Although the target pressure value P _M 0 has been determined, it may be calculated based such as the estimated mean blood pressure EBP _MEAN. In this case, α or β used in Expression 1 or Expression 2 is experimentally obtained in accordance with the use of the estimated average blood pressure value EBP _MEAN .

Further, the blood pressure determining means 70 of the above-described embodiment is used.
(SM8), which had been determined blood pressure value according to the oscillometric method, the systolic blood pressure value the cuff pressure P _C at the time of generation and extinction of Korotkoff sounds BP _SYS and the diastolic blood pressure value BP
_The blood pressure value may be determined according to the Korotkoff sound method as _DIA .

In addition, the present invention can be variously modified without departing from the gist thereof.

[Brief description of the drawings]

FIG. 1 is a block diagram illustrating a configuration of a blood pressure monitoring device 8 according to an embodiment of the present invention.

FIG. 2 is a diagram exemplifying a pressure pulse wave detected by a pressure pulse wave sensor 46 and an electrocardiographic waveform detected by an electrocardiographic lead device 60 in the embodiment of FIG.

FIG. 3 is a diagram exemplifying a correspondence determined by a propagation time blood pressure correspondence determination unit in the present embodiment.

FIG. 4 is a functional block diagram for explaining a main part of a control function of the electronic control device of the embodiment of FIG. 1;

FIG. 5 shows a blood pressure measurement performed by the electronic control device 28 of the embodiment shown in FIG. 1;
Cuff pressure P controlled during _CTime change
It is a chart.

FIG. 6 is a flowchart for explaining a main part of a control operation of the electronic control device of the embodiment of FIG. 1;

FIG. 7 is a functional block diagram illustrating a main part of a control function of an electronic control unit according to another embodiment of the present invention.
FIG.

8 is a flowchart for explaining a main part of a control operation of the electronic control unit 28 in the embodiment of FIG. 7, and is a diagram corresponding to FIG.

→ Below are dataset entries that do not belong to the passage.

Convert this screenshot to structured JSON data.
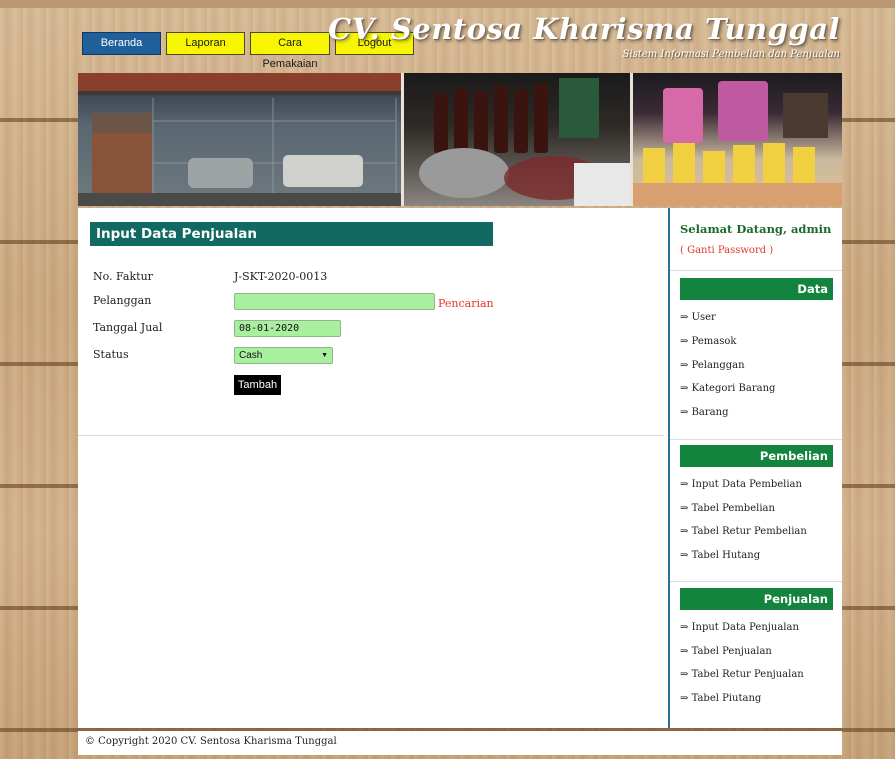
{
  "nav": [
    {
      "label": "Beranda",
      "active": true
    },
    {
      "label": "Laporan",
      "active": false
    },
    {
      "label": "Cara Pemakaian",
      "active": false
    },
    {
      "label": "Logout",
      "active": false
    }
  ],
  "brand": {
    "title": "CV. Sentosa Kharisma Tunggal",
    "subtitle": "Sistem Informasi Pembelian dan Penjualan"
  },
  "form": {
    "title": "Input Data Penjualan",
    "no_faktur_label": "No. Faktur",
    "no_faktur_value": "J-SKT-2020-0013",
    "pelanggan_label": "Pelanggan",
    "pelanggan_value": "",
    "pencarian_link": "Pencarian",
    "tanggal_label": "Tanggal Jual",
    "tanggal_value": "08-01-2020",
    "status_label": "Status",
    "status_value": "Cash",
    "submit_label": "Tambah"
  },
  "sidebar": {
    "welcome": "Selamat Datang, admin",
    "ganti_password": "( Ganti Password )",
    "sections": [
      {
        "title": "Data",
        "items": [
          "User",
          "Pemasok",
          "Pelanggan",
          "Kategori Barang",
          "Barang"
        ]
      },
      {
        "title": "Pembelian",
        "items": [
          "Input Data Pembelian",
          "Tabel Pembelian",
          "Tabel Retur Pembelian",
          "Tabel Hutang"
        ]
      },
      {
        "title": "Penjualan",
        "items": [
          "Input Data Penjualan",
          "Tabel Penjualan",
          "Tabel Retur Penjualan",
          "Tabel Piutang"
        ]
      }
    ],
    "arrow": "⇒"
  },
  "footer": {
    "copyright": "© Copyright 2020 CV. Sentosa Kharisma Tunggal"
  },
  "colors": {
    "nav_active": "#1f5f9a",
    "nav_yellow": "#f7f500",
    "form_title_bg": "#106a61",
    "section_head_bg": "#13843e",
    "input_bg": "#a8f0a0",
    "link_red": "#e23a2a"
  }
}
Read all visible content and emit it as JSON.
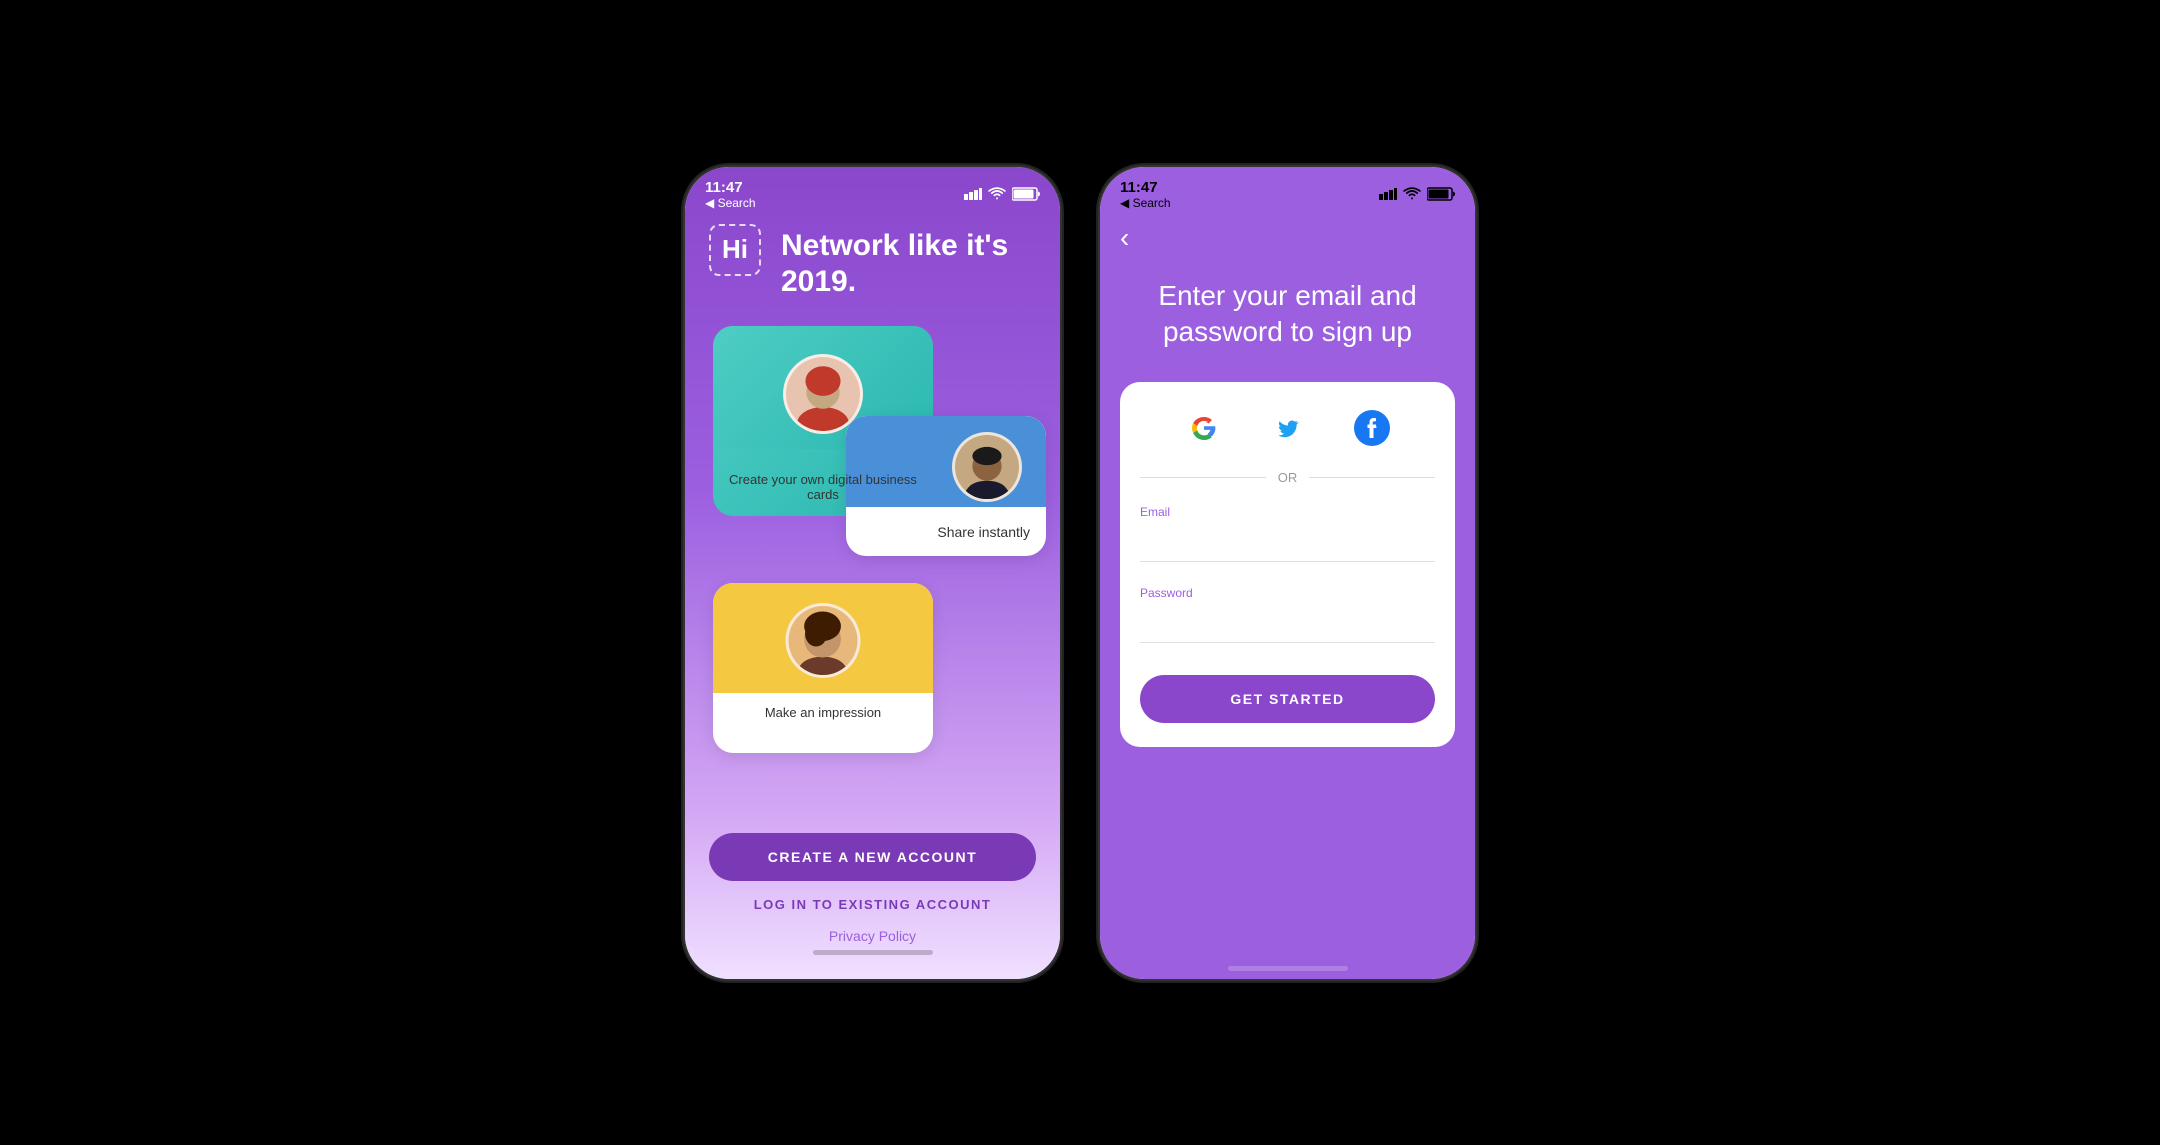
{
  "screen1": {
    "status": {
      "time": "11:47",
      "nav_label": "◀ Search",
      "signal": "▐▐▐",
      "wifi": "wifi",
      "battery": "battery"
    },
    "logo": "Hi",
    "title": "Network like it's 2019.",
    "card1": {
      "text": "Create your own digital business cards"
    },
    "card2": {
      "text": "Share instantly"
    },
    "card3": {
      "text": "Make an impression"
    },
    "btn_create": "CREATE A NEW ACCOUNT",
    "btn_login": "LOG IN TO EXISTING ACCOUNT",
    "btn_privacy": "Privacy Policy"
  },
  "screen2": {
    "status": {
      "time": "11:47",
      "nav_label": "◀ Search",
      "signal": "▐▐▐",
      "wifi": "wifi",
      "battery": "battery"
    },
    "back_arrow": "‹",
    "title": "Enter your email and password to sign up",
    "or_label": "OR",
    "email_label": "Email",
    "email_placeholder": "",
    "password_label": "Password",
    "password_placeholder": "",
    "btn_get_started": "GET STARTED"
  }
}
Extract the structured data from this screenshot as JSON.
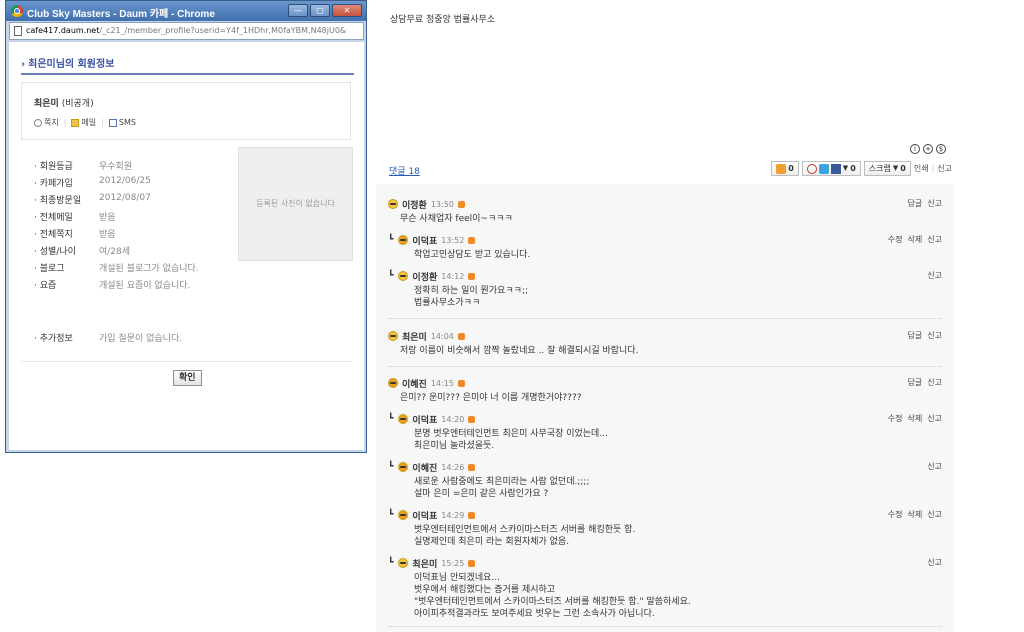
{
  "article": {
    "ad_text": "상담무료  정중앙 법률사무소",
    "top_icons": [
      "i",
      "+",
      "$"
    ]
  },
  "comment_bar": {
    "count_label": "댓글 18",
    "like_count": "0",
    "share_count": "0",
    "scrap_label": "스크랩",
    "scrap_count": "0",
    "print_label": "인쇄",
    "report_label": "신고"
  },
  "comments": [
    {
      "reply": false,
      "name": "이정환",
      "time": "13:50",
      "body": "무슨 사채업자 feel이~ㅋㅋㅋ",
      "actions": [
        "답글",
        "신고"
      ]
    },
    {
      "reply": true,
      "name": "이덕표",
      "time": "13:52",
      "body": "학업고민상담도 받고 있습니다.",
      "actions": [
        "수정",
        "삭제",
        "신고"
      ]
    },
    {
      "reply": true,
      "name": "이정환",
      "time": "14:12",
      "body": "정확히 하는 일이 뭔가요ㅋㅋ;;\n법률사무소가ㅋㅋ",
      "actions": [
        "신고"
      ]
    },
    {
      "reply": false,
      "name": "최은미",
      "time": "14:04",
      "body": "저랑 이름이 비슷해서 깜짝 놀랐네요 .. 잘 해결되시길 바랍니다.",
      "actions": [
        "답글",
        "신고"
      ]
    },
    {
      "reply": false,
      "name": "이혜진",
      "time": "14:15",
      "body": "은미?? 운미??? 은미야 너 이름 개명한거야????",
      "actions": [
        "답글",
        "신고"
      ]
    },
    {
      "reply": true,
      "name": "이덕표",
      "time": "14:20",
      "body": "분명 벗우엔터테인먼트 최은미 사무국장 이었는데...\n최은미님 놀라셨을듯.",
      "actions": [
        "수정",
        "삭제",
        "신고"
      ]
    },
    {
      "reply": true,
      "name": "이혜진",
      "time": "14:26",
      "body": "새로운 사람중에도 최은미라는 사람 없던데.;;;;\n설마 은미 =은미 같은 사람인가요 ?",
      "actions": [
        "신고"
      ]
    },
    {
      "reply": true,
      "name": "이덕표",
      "time": "14:29",
      "body": "벗우엔터테인먼트에서 스카이마스터즈 서버를 해킹한듯 함.\n실명제인데 최은미 라는 회원자체가 없음.",
      "actions": [
        "수정",
        "삭제",
        "신고"
      ]
    },
    {
      "reply": true,
      "name": "최은미",
      "time": "15:25",
      "body": "이덕표님 안되겠네요...\n벗우에서 해킹했다는 증거를 제시하고\n\"벗우엔터테인먼트에서 스카이마스터즈 서버를 해킹한듯 함.\" 말씀하세요.\n아이피추적결과라도 보여주세요 벗우는 그런 소속사가 아닙니다.",
      "actions": [
        "신고"
      ]
    }
  ],
  "popup": {
    "window_title": "Club Sky Masters - Daum 카페 - Chrome",
    "win_buttons": [
      "—",
      "□",
      "✕"
    ],
    "url_domain": "cafe417.daum.net",
    "url_rest": "/_c21_/member_profile?userid=Y4f_1HDhr,M0faYBM,N48jU0&",
    "profile_title": "최은미님의 회원정보",
    "user_name": "최은미",
    "user_status": "(비공개)",
    "links": {
      "note": "쪽지",
      "mail": "메일",
      "sms": "SMS"
    },
    "info": [
      {
        "k": "회원등급",
        "v": "우수회원"
      },
      {
        "k": "카페가입",
        "v": "2012/06/25"
      },
      {
        "k": "최종방문일",
        "v": "2012/08/07"
      },
      {
        "k": "전체메일",
        "v": "받음"
      },
      {
        "k": "전체쪽지",
        "v": "받음"
      },
      {
        "k": "성별/나이",
        "v": "여/28세"
      },
      {
        "k": "블로그",
        "v": "개설된 블로그가 없습니다."
      },
      {
        "k": "요즘",
        "v": "개설된 요즘이 없습니다."
      },
      {
        "k": "추가정보",
        "v": "가입 질문이 없습니다."
      }
    ],
    "photo_text": "등록된 사진이 없습니다",
    "ok_label": "확인"
  }
}
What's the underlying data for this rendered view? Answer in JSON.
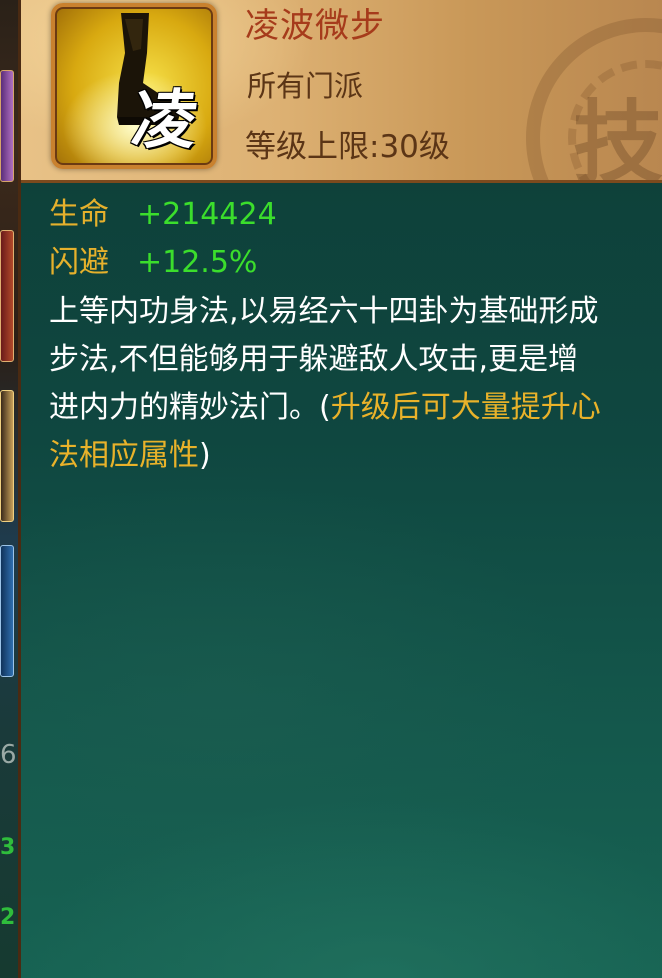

9 is a diagram exemplifying a correspondence determined by a propagation speed blood pressure correspondence determination unit in the embodiment of FIG. 7;

[Explanation of symbols]

 8: Automatic blood pressure measuring device 10: Cuff 70: Blood pressure determining means 72: Propagation time calculating means 74: Propagation time blood pressure correspondence relation determining means 76, 86: Estimated blood pressure value determining means 78: Target pressure value determining means 82: Propagation speed calculation Means 84: Propagation velocity blood pressure correspondence relation determination means

Claims (1)

[Claims] 1. A pulse synchronizing wave generated in a process of rapidly increasing a compression pressure of a cuff attached to a living body to a predetermined target pressure value, and thereafter gradually reducing the compression pressure of the cuff at a predetermined speed. An automatic blood pressure measurement device of a type that measures a blood pressure value of a living body based on a change, based on a propagation time or a pulse wave propagation velocity of a pulse wave propagating in an artery of the living body from a predetermined relationship. Estimated blood pressure value estimating means for estimating the blood pressure value, and target pressure value determining means for estimating the target pressure value based on the estimated blood pressure value determined by the estimated blood pressure value determining means. Automatic blood pressure measurement device.